Semaine de la médiation: Patricia nous dit tout sur la médiation locale

Patricia

A l’occasion de la Semaine internationale de la médiation 2020, Patricia Verschaffel, l’une des quatre médiatrices locales de Bravvo, nous explique en quoi consiste son métier. Pour Patricia, la clé permettant d'éviter les conflits avec ses voisins et ses proches est de communiquer sans tarder.

 

 

 

 

 

Patricia: La médiation locale est une manière de résoudre un conflit entre des personnes amenées à se revoir sans passer par le tribunal. Il s’agit essentiellement de conflits familiaux, conjugaux, de voisinage ou locatifs. On parle donc de nuisances sonores, de situations de harcèlement, de parents séparés en quête d’un mode de garde alterné pour les enfants, ou encore d'une famille qui ne parvient plus à se parler. En ce qui concerne les conflits locatifs, il peut s’agir par exemple d’un locataire qui ne parvient pas à récupérer sa garantie locative.

Pourquoi choisir la médiation plutôt que le tribunal?

Une procédure en justice peut être longue et coûteuse. Mais surtout, on n’a plus les choses en mains: le juge tranche pour vous. Rien ne garantit que d’autres problèmes du même type ne vont pas surgir. En médiation, les personnes s’engagent à chercher activement (une solution) un accord qui se veut sur mesure, mutuellement satisfaisant et durable.
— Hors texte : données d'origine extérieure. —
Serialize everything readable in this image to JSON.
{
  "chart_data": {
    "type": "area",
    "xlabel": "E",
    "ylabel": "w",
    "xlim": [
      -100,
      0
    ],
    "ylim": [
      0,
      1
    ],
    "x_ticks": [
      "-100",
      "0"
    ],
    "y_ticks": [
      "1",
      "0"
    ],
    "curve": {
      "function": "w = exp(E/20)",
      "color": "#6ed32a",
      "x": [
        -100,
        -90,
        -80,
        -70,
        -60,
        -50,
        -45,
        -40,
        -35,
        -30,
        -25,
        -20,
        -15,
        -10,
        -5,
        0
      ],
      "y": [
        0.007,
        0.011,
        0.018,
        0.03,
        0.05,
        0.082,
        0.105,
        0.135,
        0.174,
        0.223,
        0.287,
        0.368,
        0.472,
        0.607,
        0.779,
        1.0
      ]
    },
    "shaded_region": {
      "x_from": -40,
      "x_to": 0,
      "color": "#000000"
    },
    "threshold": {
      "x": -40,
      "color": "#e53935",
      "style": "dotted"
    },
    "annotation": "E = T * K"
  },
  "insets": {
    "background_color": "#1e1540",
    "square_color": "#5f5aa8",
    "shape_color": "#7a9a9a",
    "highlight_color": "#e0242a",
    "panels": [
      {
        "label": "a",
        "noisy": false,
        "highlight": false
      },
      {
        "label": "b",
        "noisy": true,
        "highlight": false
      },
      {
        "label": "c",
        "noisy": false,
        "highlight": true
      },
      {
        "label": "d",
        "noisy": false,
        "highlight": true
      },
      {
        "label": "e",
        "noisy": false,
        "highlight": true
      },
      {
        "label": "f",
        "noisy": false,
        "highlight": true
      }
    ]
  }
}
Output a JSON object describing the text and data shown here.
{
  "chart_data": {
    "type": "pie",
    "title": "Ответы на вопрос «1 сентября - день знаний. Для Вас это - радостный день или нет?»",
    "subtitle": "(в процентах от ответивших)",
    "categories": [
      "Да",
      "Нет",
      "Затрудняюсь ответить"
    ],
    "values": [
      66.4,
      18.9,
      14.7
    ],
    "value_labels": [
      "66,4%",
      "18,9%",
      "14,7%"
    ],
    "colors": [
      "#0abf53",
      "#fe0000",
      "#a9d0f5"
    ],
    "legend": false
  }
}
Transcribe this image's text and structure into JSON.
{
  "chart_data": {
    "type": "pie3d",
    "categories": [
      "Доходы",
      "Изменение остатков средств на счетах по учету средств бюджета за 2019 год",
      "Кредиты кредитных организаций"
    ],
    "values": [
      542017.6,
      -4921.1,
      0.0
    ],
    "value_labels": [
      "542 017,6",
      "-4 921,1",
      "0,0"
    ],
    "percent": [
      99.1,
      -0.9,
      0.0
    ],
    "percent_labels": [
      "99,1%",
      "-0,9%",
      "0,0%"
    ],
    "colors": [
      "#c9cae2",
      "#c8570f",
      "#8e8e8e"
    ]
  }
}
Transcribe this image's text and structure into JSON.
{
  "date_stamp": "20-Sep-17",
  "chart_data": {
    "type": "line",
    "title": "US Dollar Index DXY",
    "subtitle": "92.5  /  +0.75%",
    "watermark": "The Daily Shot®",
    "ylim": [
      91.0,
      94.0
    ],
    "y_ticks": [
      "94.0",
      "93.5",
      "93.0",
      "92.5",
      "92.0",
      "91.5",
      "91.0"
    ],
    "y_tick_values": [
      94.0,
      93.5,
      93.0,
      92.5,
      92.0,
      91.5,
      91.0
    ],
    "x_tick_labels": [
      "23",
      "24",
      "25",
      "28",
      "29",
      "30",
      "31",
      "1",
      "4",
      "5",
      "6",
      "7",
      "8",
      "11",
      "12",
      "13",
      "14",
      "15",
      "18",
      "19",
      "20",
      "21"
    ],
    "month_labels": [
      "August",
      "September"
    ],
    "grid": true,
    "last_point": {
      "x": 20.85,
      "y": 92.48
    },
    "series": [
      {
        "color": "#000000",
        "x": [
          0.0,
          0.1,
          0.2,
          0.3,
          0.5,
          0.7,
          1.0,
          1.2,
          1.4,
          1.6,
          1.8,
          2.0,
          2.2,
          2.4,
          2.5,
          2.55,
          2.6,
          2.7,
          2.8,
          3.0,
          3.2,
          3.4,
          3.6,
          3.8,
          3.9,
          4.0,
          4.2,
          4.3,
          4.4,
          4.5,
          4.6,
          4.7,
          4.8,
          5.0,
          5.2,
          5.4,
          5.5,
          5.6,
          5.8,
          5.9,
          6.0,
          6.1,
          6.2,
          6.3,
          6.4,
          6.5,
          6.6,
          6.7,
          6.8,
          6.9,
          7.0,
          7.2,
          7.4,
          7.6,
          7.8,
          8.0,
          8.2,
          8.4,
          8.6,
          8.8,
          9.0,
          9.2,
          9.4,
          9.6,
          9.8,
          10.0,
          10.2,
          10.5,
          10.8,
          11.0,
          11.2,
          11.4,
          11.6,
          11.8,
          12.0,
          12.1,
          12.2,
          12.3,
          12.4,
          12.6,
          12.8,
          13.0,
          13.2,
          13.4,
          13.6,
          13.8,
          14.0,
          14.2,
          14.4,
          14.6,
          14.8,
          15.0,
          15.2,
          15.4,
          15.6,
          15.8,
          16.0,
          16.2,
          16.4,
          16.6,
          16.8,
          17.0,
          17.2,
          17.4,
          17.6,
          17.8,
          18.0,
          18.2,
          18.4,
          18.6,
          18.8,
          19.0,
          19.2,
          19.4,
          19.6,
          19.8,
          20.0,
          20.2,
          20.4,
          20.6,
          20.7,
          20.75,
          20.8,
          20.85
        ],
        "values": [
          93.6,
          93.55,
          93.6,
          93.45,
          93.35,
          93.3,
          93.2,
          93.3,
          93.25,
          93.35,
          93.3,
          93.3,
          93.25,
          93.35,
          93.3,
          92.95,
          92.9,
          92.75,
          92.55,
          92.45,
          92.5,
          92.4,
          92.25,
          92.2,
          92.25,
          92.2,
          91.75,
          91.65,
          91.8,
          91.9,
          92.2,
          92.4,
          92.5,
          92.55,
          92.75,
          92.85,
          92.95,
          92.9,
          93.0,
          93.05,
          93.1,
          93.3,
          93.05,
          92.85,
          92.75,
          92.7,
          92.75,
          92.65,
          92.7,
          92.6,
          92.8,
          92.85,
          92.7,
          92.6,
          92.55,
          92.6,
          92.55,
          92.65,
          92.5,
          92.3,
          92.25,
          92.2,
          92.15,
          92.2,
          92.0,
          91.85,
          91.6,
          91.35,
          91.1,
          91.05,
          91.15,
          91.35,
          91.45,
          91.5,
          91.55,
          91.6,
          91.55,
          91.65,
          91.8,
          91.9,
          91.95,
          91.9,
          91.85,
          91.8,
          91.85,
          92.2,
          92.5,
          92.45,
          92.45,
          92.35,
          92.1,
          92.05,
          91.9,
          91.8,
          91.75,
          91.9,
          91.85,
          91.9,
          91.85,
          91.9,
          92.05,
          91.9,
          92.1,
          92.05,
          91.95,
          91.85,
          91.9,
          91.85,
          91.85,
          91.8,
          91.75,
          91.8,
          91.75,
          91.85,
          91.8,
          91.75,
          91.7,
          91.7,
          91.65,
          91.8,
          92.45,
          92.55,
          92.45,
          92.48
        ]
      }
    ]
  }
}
Comment démarre une médiation?

La personne peut venir par le bouche-à-oreille, la police, les institutions. Lors du premier entretien, elle donne sa version des faits. Le médiateur propose de contacter l’autre personne et accueillir sa version des faits. L’idée est de réunir les deux personnes autour de la même table, c’est le défi du médiateur. Si les deux personnes sont prêtes à se rencontrer, cela signifie qu’elles sont prêtes à dialoguer, s’écouter et construire une solution ensemble. Dans un premier temps, la médiation privilégier la communication et permet à chacun d’exprimer son ressenti en toute sécurité. Dans la médiation, on va tenter d'identifier les besoins de chacun, en évitant le débat du “qui a tort et qui a raison” car s’accuser l’un l’autre ne mène à rien.  On se concentre sur ce qui est le plus important pour chacun, ce qui permet d'envisager différentes pistes de solutions.

Quels sont vos principes de travail?

Notre rôle en tant que médiateur, c'est de créer les conditions qui vont favoriser les échanges de qualité: s’écouter jusqu’au bout, parler en mode du “je” (comment je vis la situation et j’ai besoin de...), pour que les deux personnes comprennent mieux la situation, ce qui va permettre de trouver des solutions. Pour cela, nous pouvons nous appuyer sur trois grands principes de la médiation: le caractère volontaire de la démarche (les personnes n’y sont pas contraintes), ce qui signifie qu’elles peuvent interrompre à tout moment; le caractère confidentiel (tout ce qui est échangé en médiation reste ici et ne peut être utilisé contre la personne même si aucun accord ne pouvait être trouvé); la neutralité et impartialité du médiateur.

Comment rendre une solution durable?

Nous travaillons particulièrement la relation, le lien, la communication entre les personnes. Pourquoi ? Parce que leur relation va le plus souvent se poursuivre au-delà de la situation en question. Des parents qui se séparent ne cessent pas d’être parents – ils vont devoir apprendre à prendre des décisions ensemble à propos des enfants. Pareil entre voisins: à moins de déménager, ils demeurent voisins. L'idée n’est pas que ces derniers deviennent les meilleurs amis du monde, mais qu’ils aient les moyens de se parler à temps, de communiquer lorsqu’un problème surgit. Un simple SMS adressé au bon moment peut empêcher une situation d'escalader.

Il ne faut pas trop attendre pour communiquer?

Trop souvent, les gens arrivent en médiation fort tard, enlisés dans un conflit qui dure depuis longtemps. Lorsqu’un problème dure depuis deux ans, il devient difficile de sortir de son point de vue personnel. On prête à l’autre des intentions malveillantes alors qu’il peut s’agir de malentendus. Je conseille d'agir plus rapidement, tant pour toquer à la porte du voisin que pour s’adresser à la médiation. Récemment, une personne est venue se plaindre d'un voisin qui répétait de la musique toute la journée. Ces deux personnes ne se croisaient jamais. La médiation leur a immédiatement permis de trouver une solution car le musicien croyait bien faire en jouant en journée, alors que le “plaignant” était en télétravail.